Adam Kilgarriff - University of Brighton, UK  

Nancy Ide - Vassar College, USA

 Dan Tufiº – Institute for Artificial Intelligence, Romania

 

Word sketches are a response to the issue of how we summarise corpus data. They provide a list of the grammatical contexts a word commonly occurs in, and the statistically salient collocations for each grammatical relation. They provide an easily-readable account of a word's behaviour, suitable for students of the language, lexicographers, and the language technologist who needs to understand the behaviour of the words that are critical to an application. The tutorial will describe requirements for corpus data, parsing and grammatical relations, salience statistics, and uses in lexicography and for Word Sense Disambiguation (WSD), with reference to their implementation for English (see http://wasps.itri.brighton.ac.uk).  The goal of this part of the tutorial is that students take away the skills, understanding, and confidence to develop word sketches for their own language and their own corpora.

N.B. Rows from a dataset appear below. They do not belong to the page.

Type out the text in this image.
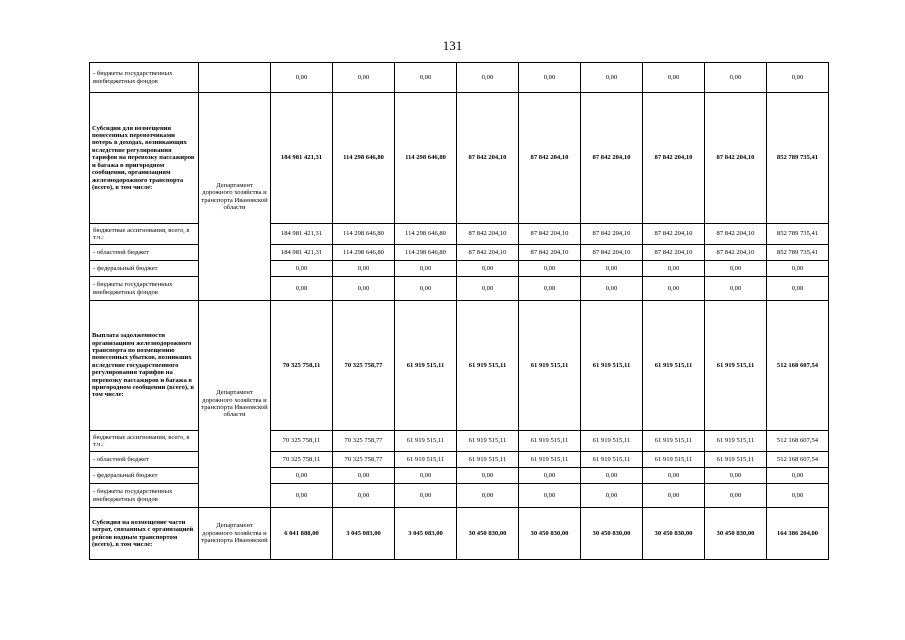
131
- бюджеты государственных внебюджетных фондов		0,00	0,00	0,00	0,00	0,00	0,00	0,00	0,00	0,00
Субсидии для возмещения понесенных перевозчиками потерь в доходах, возникающих вследствие регулирования тарифов на перевозку пассажиров и багажа в пригородном сообщении, организациям железнодорожного транспорта (всего), в том числе:	Департамент дорожного хозяйства и транспорта Ивановской области	184 981 421,31	114 298 646,80	114 298 646,80	87 842 204,10	87 842 204,10	87 842 204,10	87 842 204,10	87 842 204,10	852 789 735,41
бюджетные ассигнования, всего, в т.ч.:		184 981 421,31	114 298 646,80	114 298 646,80	87 842 204,10	87 842 204,10	87 842 204,10	87 842 204,10	87 842 204,10	852 789 735,41
- областной бюджет		184 981 421,31	114 298 646,80	114 298 646,80	87 842 204,10	87 842 204,10	87 842 204,10	87 842 204,10	87 842 204,10	852 789 735,41
- федеральный бюджет		0,00	0,00	0,00	0,00	0,00	0,00	0,00	0,00	0,00
- бюджеты государственных внебюджетных фондов		0,00	0,00	0,00	0,00	0,00	0,00	0,00	0,00	0,00
Выплата задолженности организациям железнодорожного транспорта по возмещению понесенных убытков, возникших вследствие государственного регулирования тарифов на перевозку пассажиров и багажа в пригородном сообщении (всего), в том числе:	Департамент дорожного хозяйства и транспорта Ивановской области	70 325 758,11	70 325 758,77	61 919 515,11	61 919 515,11	61 919 515,11	61 919 515,11	61 919 515,11	61 919 515,11	512 168 607,54
бюджетные ассигнования, всего, в т.ч.:		70 325 758,11	70 325 758,77	61 919 515,11	61 919 515,11	61 919 515,11	61 919 515,11	61 919 515,11	61 919 515,11	512 168 607,54
- областной бюджет		70 325 758,11	70 325 758,77	61 919 515,11	61 919 515,11	61 919 515,11	61 919 515,11	61 919 515,11	61 919 515,11	512 168 607,54
- федеральный бюджет		0,00	0,00	0,00	0,00	0,00	0,00	0,00	0,00	0,00
- бюджеты государственных внебюджетных фондов		0,00	0,00	0,00	0,00	0,00	0,00	0,00	0,00	0,00
Субсидия на возмещение части затрат, связанных с организацией рейсов водным транспортом (всего), в том числе:	Департамент дорожного хозяйства и транспорта Ивановской	6 041 888,00	3 045 083,00	3 045 083,00	30 450 830,00	30 450 830,00	30 450 830,00	30 450 830,00	30 450 830,00	164 386 204,00
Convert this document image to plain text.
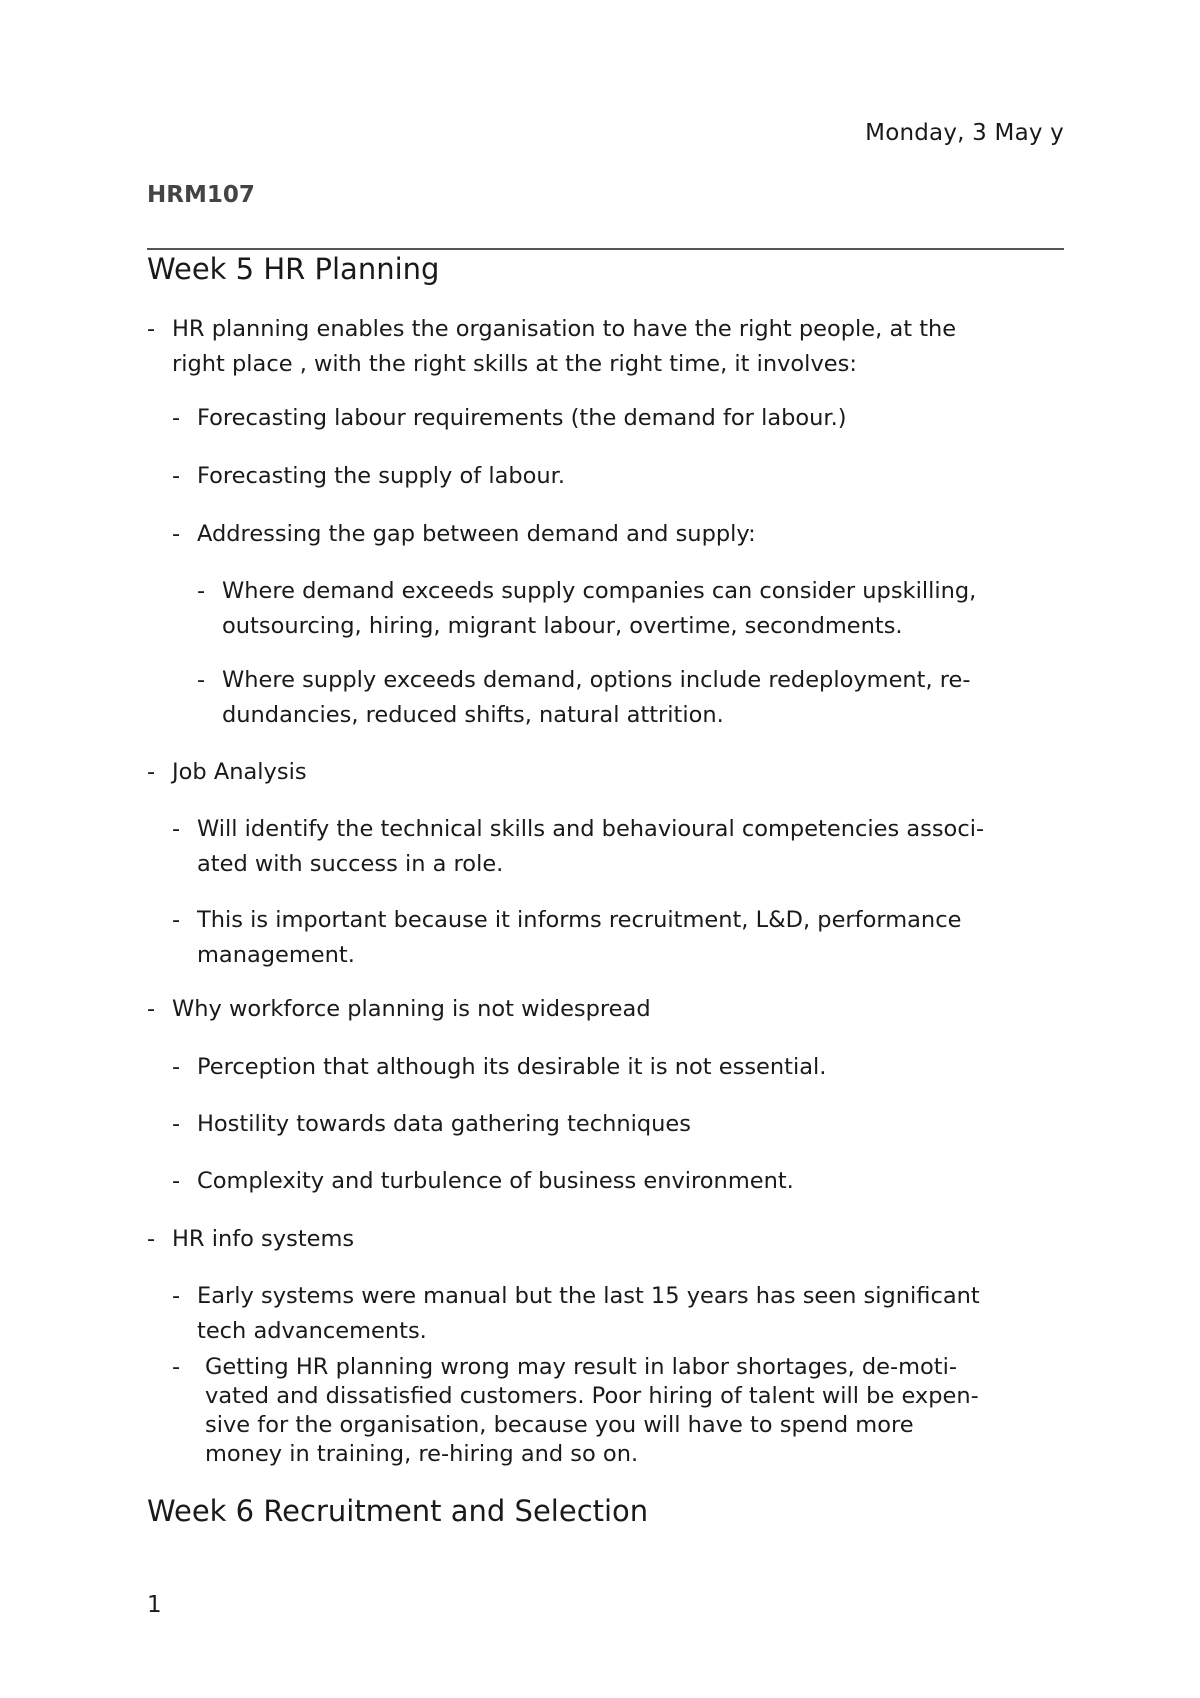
Monday, 3 May y
HRM107
Week 5 HR Planning
- HR planning enables the organisation to have the right people, at the
right place , with the right skills at the right time, it involves:
- Forecasting labour requirements (the demand for labour.)
- Forecasting the supply of labour.
- Addressing the gap between demand and supply:
- Where demand exceeds supply companies can consider upskilling,
outsourcing, hiring, migrant labour, overtime, secondments.
- Where supply exceeds demand, options include redeployment, re-
dundancies, reduced shifts, natural attrition.
- Job Analysis
- Will identify the technical skills and behavioural competencies associ-
ated with success in a role.
- This is important because it informs recruitment, L&D, performance
management.
- Why workforce planning is not widespread
- Perception that although its desirable it is not essential.
- Hostility towards data gathering techniques
- Complexity and turbulence of business environment.
- HR info systems
- Early systems were manual but the last 15 years has seen significant
tech advancements.
- Getting HR planning wrong may result in labor shortages, de-moti-
vated and dissatisfied customers. Poor hiring of talent will be expen-
sive for the organisation, because you will have to spend more
money in training, re-hiring and so on.
Week 6 Recruitment and Selection
1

The second part of the tutorial goes into further details on WSD providing an overview of the most succesful approaches to WSD. Most of these are dealing with word sense disambiguation in a strictly monolingual environment. However, if one is interested in building a sense-disambiguated parallel corpus, this enterprise raises various issues besides disambiguating each of the monolingual sections of the corpus. The consistency is one of the most difficult to handle. Yet, parallel texts contain a lot of information, implicitly encoded by the human translators, which is under-exploited. We show, in the last part of the talk, how parallel texts can be used in word sense disambiguation and suggest ways towards building multilingual sense tagged corpora with monolingually distributed workload, to the benefit of all languages represented in a parallel corpus.

            The tutorial will be supported by on-line demos with automatic translation equivalents extraction in various pairs of languages and on the effective use of these translation dictionaries in sense clustering. To complete a WSD task, one should be able to assign sense clusters with specific identifiers selected from a predefined sense inventory. One possible way of tagging the sense clusters will be discussed and demonstrated by the use of Wordnet. The benefits of interlingually aligned wordnets (à la EuroWordnet or BalkaNet) will be argued for with respect to the WSD labelling problem.